One particularly good example of this unexpected 'over-collecting', is the handling of Windows shortcut (.lnk) files. These have a file type id value of 2401. The file id 2401 is not in the keyword search skip list, so text extraction is attempted, but this always tends to fail. Because file id 2401 falls into the "Other types" file type group, these shortcut files will always be collected by default.
Note: One interesting fact as a result of this behaviour is that Zip files are not extracted during a fileshare collection.
There is no ideal solution without risking excluding some documents that could potentially include the user's search keyword. Excluding the "Other types" file group (either explicitly, or implicitly by including one of the other file type groups) will exclude files such as Windows shortcut (.lnk) files, but doing this will also exclude any zip files, unless the user then explicitly includes these (e.g. using a file extension inclusion for "zip", or by selecting "Other Containers(ZIP,RAR,etc.)" from the "Container Files" filter tab.

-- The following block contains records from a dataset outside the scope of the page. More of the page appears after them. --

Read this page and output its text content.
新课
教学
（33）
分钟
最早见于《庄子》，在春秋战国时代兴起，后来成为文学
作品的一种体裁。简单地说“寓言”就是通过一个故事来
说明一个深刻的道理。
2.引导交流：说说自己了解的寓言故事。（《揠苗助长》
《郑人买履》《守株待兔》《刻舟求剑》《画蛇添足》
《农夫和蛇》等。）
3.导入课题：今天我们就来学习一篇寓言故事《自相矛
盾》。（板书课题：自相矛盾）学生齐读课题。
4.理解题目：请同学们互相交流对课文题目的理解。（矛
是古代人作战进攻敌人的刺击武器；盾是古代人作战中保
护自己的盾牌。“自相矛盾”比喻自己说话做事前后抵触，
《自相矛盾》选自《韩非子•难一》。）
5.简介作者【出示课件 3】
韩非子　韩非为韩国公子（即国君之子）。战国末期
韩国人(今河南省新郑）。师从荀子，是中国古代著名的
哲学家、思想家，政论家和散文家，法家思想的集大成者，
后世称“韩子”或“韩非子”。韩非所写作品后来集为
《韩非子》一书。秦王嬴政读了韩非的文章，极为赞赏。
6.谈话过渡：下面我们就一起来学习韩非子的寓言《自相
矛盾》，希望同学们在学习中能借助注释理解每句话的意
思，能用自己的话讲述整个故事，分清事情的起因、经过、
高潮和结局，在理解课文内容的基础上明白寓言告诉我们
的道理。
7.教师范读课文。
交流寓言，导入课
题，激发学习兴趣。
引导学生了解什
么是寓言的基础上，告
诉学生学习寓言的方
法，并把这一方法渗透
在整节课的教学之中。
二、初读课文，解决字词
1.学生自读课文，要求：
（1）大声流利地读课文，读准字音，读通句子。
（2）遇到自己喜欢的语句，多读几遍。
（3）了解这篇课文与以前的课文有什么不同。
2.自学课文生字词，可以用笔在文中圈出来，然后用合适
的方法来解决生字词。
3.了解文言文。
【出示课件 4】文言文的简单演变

See the attached document "Clearwell File ID values grouped by File Type.docx" which lists the file id values that belong to each Clearwell file type group.
In conclusion:
If the user has a specific list of file types to collect, these file types should be explicitly selected in the collection task filter settings. If the user does not know all the file types to collect, they should expect that more files than they expected are likely to be collected, even though they have specified a search keyword.